C. TINGKAT-TINGKAT KEBIJAKAN PUBLIK / KEPUTUSAN KORPORASI:
Lingkup Nasional :
1. Kebijakan Negara: Kebijakan yang bersifat fundamental dan strategis dalam Mencapai tujuan nasional. ( TAP MPR, UUD, UU )
Yang berwenang: MPR, Presiden, DPR.
2. Kebijakan nasional: Kebijakan Presiden sebagai pelaksanan UUD,
TAP MPR, UU, utk capai tujuan nasional. Yang berwenang: Presiden
3. Kebijakan Pelaksanaan: merupakan penjabaran dari kebijakan
umum sebagai strategi pelaksanaan tugas di bidang tertentu. Yang
berwenang: Menteri/ pejabat setingkat menteri dan pimpinan Lembaga
Pemerintahan Non Departemen (LPND) dan pejabat pimpinan satuan kerja (eselon I, II, III di pusat)
4. Keputusan direksi / dewan komisaris korporasi tingkat pusat.
Lingkup Wilayah :
1. Kebijakan Umum: Kebijakan Pemda sebagai pelaksanaan azas
desentralisasi dalam rangka mengatur urusan RT daerah. Yang
berwenang: Gubernur dan DPRD Provinsi (untuk daerah provinsi), dan
Bupati/Walikota (untuk daerah Kab./Kota).
2. Kebijakan Pelaksanaan, ada tiga macam:
a. Desentralisasi: realisasi pelaksanaan PERDA
b.Dekonsentrasi: pelaksanaan nasional di daerah (pejabat eselon II, III, IV instansi pusat di daerah)
c. Tugas pembantuan (medebewind): pelaksanaan tugas Pemerintah
Pusat di daerah yang diselenggarakan oleh Pemda.
3. Keputusan Pimpinan wilayah /cabang korporasi.

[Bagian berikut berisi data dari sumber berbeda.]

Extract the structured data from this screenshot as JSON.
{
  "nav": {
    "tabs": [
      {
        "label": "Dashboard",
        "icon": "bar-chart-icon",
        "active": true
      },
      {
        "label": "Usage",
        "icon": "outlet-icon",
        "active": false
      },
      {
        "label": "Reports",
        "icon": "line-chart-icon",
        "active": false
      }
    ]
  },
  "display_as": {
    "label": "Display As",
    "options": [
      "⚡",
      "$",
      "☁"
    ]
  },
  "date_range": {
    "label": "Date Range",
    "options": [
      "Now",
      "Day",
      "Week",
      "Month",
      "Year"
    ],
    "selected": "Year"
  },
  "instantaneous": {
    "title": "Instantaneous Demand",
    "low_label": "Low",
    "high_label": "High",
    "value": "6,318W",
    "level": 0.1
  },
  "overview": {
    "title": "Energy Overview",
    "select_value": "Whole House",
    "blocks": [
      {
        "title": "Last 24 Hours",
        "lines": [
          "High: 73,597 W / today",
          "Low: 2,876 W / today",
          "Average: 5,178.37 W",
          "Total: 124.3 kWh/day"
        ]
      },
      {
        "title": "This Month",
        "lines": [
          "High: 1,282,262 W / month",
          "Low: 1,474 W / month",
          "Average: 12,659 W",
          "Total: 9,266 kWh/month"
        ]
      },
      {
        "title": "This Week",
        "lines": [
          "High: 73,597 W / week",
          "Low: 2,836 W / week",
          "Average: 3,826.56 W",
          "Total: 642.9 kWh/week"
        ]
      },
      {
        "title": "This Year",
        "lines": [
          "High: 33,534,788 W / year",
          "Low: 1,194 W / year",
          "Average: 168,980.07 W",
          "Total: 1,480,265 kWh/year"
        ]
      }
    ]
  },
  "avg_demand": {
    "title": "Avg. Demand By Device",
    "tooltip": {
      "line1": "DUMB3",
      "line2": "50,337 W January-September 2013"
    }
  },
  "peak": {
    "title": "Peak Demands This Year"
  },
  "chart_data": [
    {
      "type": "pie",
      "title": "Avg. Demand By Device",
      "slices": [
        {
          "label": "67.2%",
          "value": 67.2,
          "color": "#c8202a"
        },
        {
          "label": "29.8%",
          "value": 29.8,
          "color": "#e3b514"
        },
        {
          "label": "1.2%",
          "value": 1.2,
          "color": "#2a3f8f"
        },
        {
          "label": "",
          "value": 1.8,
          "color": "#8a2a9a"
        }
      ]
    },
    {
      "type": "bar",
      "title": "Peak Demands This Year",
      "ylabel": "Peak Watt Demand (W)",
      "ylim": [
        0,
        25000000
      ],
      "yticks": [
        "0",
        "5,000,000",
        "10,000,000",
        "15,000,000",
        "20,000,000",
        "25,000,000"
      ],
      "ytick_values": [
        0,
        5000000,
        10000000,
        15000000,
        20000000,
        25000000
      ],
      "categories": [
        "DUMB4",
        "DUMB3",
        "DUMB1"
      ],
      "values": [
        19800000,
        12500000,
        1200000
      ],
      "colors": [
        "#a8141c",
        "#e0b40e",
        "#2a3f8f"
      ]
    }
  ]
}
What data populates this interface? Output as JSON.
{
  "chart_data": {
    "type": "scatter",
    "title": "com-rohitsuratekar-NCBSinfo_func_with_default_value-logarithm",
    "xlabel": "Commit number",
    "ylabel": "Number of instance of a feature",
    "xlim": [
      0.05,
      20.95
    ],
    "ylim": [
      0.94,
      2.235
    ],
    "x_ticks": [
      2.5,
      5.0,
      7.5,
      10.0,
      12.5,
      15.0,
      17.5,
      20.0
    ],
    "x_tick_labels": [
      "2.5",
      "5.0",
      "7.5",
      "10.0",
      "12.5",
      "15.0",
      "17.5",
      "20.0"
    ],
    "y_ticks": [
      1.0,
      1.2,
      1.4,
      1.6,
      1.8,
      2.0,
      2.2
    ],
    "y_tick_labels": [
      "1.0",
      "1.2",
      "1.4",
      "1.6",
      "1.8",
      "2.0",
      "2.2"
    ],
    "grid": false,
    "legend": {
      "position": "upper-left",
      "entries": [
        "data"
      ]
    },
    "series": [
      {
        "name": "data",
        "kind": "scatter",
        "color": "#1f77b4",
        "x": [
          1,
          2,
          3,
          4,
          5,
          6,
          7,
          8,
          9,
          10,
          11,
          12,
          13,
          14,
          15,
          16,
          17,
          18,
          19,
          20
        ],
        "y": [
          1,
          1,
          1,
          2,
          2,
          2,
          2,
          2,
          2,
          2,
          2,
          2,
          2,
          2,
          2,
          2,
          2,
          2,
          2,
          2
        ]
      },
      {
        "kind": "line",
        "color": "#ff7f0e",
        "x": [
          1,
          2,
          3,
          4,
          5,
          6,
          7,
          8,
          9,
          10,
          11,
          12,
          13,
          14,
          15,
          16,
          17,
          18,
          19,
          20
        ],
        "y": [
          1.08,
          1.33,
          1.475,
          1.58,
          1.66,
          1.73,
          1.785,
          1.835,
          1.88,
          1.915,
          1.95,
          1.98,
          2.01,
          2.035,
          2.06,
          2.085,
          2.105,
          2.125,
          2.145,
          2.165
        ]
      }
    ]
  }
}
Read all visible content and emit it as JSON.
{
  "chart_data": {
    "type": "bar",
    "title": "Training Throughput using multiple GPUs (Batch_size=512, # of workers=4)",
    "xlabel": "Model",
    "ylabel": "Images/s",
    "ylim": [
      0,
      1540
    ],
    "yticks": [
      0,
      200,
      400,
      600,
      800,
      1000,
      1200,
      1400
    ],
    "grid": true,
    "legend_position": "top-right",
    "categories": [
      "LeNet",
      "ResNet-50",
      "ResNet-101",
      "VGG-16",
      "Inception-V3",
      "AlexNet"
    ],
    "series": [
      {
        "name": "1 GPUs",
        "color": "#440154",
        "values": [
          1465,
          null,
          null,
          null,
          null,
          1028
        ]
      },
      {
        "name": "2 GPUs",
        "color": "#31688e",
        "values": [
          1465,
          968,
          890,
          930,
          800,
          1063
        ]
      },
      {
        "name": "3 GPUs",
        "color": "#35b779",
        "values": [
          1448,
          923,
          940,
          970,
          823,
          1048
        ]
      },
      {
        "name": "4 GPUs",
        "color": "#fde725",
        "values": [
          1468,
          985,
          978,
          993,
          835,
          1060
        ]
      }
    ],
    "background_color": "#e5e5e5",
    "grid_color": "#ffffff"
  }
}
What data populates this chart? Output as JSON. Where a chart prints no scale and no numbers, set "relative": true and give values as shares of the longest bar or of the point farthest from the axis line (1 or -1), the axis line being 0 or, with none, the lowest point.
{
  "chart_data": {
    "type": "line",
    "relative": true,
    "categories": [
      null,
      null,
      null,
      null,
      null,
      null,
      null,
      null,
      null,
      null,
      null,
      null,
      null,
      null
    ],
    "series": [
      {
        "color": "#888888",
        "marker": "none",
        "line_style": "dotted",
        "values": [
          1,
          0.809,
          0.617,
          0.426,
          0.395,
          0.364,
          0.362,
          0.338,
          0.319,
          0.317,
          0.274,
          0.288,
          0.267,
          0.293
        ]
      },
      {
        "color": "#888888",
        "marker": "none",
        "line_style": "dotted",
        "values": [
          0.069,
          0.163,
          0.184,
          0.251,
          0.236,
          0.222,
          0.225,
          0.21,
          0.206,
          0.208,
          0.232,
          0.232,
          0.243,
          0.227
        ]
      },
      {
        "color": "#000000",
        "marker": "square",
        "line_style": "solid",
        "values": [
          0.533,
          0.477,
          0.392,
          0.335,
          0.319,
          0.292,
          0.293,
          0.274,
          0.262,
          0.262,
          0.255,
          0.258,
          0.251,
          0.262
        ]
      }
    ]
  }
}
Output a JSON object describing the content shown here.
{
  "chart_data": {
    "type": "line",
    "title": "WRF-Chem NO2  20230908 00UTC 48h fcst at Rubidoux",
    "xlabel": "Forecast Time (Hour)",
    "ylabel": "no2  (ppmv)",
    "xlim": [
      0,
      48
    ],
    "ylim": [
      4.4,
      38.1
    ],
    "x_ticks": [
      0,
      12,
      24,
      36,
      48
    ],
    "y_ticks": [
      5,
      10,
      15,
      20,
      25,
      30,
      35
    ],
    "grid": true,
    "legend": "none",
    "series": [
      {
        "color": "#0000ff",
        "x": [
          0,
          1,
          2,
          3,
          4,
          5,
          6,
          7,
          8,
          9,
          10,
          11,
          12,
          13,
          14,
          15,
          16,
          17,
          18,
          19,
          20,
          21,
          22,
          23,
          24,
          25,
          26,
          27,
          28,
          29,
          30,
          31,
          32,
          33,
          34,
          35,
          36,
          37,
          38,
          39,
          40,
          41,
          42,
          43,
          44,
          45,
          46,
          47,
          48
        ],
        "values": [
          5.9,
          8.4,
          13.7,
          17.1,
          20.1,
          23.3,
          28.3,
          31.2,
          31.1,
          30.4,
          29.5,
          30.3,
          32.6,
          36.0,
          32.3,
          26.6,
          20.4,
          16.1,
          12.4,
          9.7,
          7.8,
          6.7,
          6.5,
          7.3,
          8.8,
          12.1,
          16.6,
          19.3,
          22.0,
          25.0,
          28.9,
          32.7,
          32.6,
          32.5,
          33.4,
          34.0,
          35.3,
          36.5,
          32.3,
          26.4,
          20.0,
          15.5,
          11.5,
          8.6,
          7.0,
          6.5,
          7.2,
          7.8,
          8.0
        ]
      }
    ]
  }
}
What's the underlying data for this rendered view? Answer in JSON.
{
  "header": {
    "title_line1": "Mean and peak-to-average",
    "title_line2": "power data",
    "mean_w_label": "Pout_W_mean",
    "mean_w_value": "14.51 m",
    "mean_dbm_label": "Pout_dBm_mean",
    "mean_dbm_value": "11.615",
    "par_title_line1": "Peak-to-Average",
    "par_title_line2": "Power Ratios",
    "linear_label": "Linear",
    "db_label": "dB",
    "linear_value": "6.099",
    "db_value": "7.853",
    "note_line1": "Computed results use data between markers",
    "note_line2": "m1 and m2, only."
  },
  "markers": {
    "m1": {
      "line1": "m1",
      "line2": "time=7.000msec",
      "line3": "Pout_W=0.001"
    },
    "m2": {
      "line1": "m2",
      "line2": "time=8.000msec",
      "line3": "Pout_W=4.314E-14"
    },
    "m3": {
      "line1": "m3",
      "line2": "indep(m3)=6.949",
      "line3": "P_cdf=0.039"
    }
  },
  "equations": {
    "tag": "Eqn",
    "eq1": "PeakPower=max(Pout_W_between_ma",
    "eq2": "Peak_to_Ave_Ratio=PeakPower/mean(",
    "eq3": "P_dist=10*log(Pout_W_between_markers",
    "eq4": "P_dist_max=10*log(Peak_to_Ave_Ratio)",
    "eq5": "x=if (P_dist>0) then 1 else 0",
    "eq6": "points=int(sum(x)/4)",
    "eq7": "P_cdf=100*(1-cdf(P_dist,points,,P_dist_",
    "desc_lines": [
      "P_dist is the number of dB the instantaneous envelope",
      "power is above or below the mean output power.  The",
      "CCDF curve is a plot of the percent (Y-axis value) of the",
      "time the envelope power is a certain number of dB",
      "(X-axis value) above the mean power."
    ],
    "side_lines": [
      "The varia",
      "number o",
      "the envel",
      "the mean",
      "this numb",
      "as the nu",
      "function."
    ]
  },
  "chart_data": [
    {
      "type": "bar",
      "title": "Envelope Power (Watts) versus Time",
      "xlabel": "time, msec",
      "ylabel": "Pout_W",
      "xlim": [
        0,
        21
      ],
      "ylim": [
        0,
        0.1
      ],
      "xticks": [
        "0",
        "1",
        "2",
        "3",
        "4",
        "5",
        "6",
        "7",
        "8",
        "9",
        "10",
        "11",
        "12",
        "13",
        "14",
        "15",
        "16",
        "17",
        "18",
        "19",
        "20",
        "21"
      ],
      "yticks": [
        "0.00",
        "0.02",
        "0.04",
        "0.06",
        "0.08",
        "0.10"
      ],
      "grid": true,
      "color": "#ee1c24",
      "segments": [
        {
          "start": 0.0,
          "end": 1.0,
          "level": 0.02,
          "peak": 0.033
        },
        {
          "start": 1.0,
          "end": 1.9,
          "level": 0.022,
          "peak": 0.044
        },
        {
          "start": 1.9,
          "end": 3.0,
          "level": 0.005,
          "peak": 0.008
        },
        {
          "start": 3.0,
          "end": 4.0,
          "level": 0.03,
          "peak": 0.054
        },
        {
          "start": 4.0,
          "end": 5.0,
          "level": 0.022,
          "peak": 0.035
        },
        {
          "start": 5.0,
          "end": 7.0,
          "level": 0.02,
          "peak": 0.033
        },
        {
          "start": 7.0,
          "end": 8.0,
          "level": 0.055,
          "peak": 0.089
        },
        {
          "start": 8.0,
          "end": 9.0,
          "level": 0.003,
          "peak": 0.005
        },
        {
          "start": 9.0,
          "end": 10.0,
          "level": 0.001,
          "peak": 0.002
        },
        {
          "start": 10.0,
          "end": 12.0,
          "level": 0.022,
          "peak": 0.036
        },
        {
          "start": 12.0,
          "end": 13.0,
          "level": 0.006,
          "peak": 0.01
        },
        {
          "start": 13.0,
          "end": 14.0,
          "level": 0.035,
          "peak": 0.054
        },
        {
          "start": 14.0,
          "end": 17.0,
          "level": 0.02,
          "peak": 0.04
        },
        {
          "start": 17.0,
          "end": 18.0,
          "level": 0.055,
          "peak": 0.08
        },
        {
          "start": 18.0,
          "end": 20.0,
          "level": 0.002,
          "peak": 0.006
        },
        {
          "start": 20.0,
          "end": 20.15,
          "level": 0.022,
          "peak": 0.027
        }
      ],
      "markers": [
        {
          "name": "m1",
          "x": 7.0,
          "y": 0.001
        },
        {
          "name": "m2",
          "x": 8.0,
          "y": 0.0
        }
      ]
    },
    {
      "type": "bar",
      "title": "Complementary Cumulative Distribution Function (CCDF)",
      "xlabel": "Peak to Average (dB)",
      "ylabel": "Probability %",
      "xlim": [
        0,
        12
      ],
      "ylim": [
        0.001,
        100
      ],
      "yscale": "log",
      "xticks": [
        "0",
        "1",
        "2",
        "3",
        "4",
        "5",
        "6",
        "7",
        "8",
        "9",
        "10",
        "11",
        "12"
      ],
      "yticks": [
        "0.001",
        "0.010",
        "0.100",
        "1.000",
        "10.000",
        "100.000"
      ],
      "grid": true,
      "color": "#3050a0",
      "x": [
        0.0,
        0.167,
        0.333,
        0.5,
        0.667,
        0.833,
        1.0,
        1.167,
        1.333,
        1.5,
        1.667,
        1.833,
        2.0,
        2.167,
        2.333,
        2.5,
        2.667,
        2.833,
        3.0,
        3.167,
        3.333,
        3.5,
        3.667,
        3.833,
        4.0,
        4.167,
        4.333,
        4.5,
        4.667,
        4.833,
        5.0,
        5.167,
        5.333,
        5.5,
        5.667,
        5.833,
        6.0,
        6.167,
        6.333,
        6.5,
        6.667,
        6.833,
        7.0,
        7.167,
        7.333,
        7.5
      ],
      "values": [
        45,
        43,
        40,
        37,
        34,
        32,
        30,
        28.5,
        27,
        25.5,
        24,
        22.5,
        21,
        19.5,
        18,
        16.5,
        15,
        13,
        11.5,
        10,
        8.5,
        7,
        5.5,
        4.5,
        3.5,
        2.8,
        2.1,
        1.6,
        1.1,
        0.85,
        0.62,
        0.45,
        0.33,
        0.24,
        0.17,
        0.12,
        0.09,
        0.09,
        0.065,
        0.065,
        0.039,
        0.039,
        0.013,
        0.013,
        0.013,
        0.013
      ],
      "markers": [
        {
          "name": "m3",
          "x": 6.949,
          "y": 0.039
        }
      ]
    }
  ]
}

D. LANGKAH-LANGKAH PEMBUATAN KEBIJAKAN ATAU KEPUTUSAN BIROKRASI / KORPORASI:
1. Perumusan landasan/dasar hukum kebijakan;
2. Perumusan Masalah obyek Kebijakan;
3. Perumusan Tujuan/Sasaran kebijakan;
4. Perumusan Alternatif-alternatif;
5. Perumusan Model /bentuk kebijakan;
6. Perumusan pembuat otoritas kebijakan;
7. Perumusan prosedur standar;

E. FAKTOR-FAKTOR YANG MEMPENGARUHI PEMBUATAN KEBIJAKAN PUBLIK / KEPUTUSAN KORPORASI:
Faktor Politik, kebijakan negara dan tujuan organisasi;
2. Faktor yuridis dan landasan perundang-undangan;
3. Faktor Ekonomi/Finansial;
4. Faktor prosedur administratif;
5. Faktor organisatoris dan otoritas kewenangan;
6. Faktor kepentingan umum, sosio budaya dan rasa keadilan masyarakat.

F. BENTUK-BENTUK KEBIJAKAN PUBLIK / KEPUTUSAN KORPORASI:
Setiap produk kebijakan publik oleh pejabat publik atau direksi
BUMN/BUMD dituangkan dalam bentuk :
a. KEPUTUSAN (SK);
b. PUTUSAN RAPAT PIMP /DIREKSI;
c. PERATURAN;
d. INSTRUKSI;
e. EDARAN;
f. NOTA DINAS;
g. PERSETUJUAN ATAS SARAN/USUL DARI STAF;
h. PETUNJUK TEKNIS, PETUNJUK LAPANGAN;
i. DISPOSISI
Semua dalam bentuk tertulis, dalam lingkup tugas dan kewenangan pejabat yang bersangkutan atau notulen/catatan hasil rapat yang dibuat resmi.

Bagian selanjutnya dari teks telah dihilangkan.